2. The unsuitableness mindeth us of our dignity, as being admitted to communion with God. Therefore to talk of filthiness with that tongue which is to be employed in speaking of God, and to God, is a most indecorous thing.

3. This striketh at the root of the temptation. Many think filthiness, foolish speaking, and jesting to be a great grace to them, and affect the reputation of wit at such a rate that they forget honesty. No; these are not an honour and a grace, but a blemish and a blot.

IV. That a Christian cannot want mirth as long as he hath such abundant cause to give thanks.

(T. Manton, D. D.)

"Foolish talking and jesting," than which nothing is more common in the world, are to be held in disesteem by all Christians. They should look upon themselves as a new order among men. Christ redeems us from the shallow mirth of the world, which is the mirth of folly, to the joy of wisdom, which is the joy of God, and which fills heaven, and will fill eternity, with delight and song.

(J. Pulsford.)

It is dangerous to jest with God, death, or the devil; for the first neither can nor will be mocked: the second mocks all men at one time or another; and the third puts an eternal sarcasm on those who are too familiar with him.

(J. Beaumont.)

Jests too tart are not good; bitter potions are not for health.
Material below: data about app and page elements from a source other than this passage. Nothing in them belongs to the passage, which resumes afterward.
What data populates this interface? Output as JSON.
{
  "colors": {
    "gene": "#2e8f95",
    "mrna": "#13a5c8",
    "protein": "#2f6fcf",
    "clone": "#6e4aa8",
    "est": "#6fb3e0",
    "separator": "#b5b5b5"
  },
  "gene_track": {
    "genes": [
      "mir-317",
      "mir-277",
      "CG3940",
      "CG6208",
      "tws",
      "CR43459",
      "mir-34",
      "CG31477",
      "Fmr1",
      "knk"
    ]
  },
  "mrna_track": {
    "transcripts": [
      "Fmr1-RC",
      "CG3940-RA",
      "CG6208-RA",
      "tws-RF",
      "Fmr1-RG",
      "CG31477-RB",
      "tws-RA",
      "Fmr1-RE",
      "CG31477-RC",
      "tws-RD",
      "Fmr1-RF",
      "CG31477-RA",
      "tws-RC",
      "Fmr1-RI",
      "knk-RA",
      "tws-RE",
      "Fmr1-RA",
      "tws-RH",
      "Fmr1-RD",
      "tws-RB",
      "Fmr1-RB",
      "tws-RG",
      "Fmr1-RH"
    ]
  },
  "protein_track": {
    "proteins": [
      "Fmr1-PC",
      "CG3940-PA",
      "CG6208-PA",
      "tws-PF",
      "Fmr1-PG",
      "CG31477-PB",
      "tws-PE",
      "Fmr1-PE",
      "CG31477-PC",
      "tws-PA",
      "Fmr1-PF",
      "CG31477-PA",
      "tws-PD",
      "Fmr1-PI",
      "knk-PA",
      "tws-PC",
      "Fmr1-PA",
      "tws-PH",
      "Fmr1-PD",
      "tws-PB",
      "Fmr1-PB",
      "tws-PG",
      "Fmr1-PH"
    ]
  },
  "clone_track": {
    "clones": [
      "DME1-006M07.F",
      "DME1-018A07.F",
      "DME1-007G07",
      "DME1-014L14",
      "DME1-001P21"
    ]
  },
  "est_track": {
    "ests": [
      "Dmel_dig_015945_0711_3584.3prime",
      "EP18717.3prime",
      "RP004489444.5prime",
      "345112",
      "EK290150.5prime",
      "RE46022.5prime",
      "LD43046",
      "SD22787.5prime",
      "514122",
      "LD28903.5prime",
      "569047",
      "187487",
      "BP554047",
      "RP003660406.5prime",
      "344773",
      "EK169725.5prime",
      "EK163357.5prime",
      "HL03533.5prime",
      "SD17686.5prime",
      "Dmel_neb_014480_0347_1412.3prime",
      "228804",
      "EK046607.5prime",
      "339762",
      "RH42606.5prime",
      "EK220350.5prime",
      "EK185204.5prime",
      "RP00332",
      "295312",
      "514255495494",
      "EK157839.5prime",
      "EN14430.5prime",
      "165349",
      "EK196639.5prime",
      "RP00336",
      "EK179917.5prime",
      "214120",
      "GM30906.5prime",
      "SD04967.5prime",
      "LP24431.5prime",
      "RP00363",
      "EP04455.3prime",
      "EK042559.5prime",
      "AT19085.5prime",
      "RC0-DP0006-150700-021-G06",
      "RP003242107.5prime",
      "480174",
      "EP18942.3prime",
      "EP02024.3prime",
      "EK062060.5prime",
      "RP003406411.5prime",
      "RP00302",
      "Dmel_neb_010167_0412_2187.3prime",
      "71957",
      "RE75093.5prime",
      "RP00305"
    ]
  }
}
An offensive man is the devil's bellows to blow up contention.

(J. Beaumont.)

Whosoever will jest will be like him that flourishes at a show — he may turn his weapon every way, but not aim more at one than another. It is very unsafe to sling about this wormwood: some noses are too delicate to bear the smell. Some are like tiled houses, that can admit a falling spark; yet others are like dry straw, that with the least touch will kindle about your ears.

(J. Beaumont.)

A jest should be such that all shall be able to join in the laugh which it occasions; but if it bears hard upon one of the company, like the crack era string, it makes a stop in the music.

(Owen Felltham.)

Solon, who was always willing to hear and to learn, and in his old age more inclined to anything that might divert and entertain, particularly to music and good fellowship, went to see Thespis himself exhibit, as the custom of the ancient poets was. When the play was done, he called to Thespis, and asked him if he was not ashamed to tell so many lies before so great an assembly. Thespis answered, it was no great matter if he spoke or acted so in jest. To which Solon replied, striking the ground violently with his staff, "If we encourage such jesting as this, we shall quickly find it in our contracts and agreements."

(Plutarch.)

The story is well known of the person who invited a company of his friends that were accustomed to take the Lord's name in vain, and contrived to have all their discourse taken down and read to them. Now, if they could not endure to hear the words repeated which they had spoken during a few hours, how shall they bear to have all that they have uttered through a long course of years brought forth as evidence against them at the tribunal of God?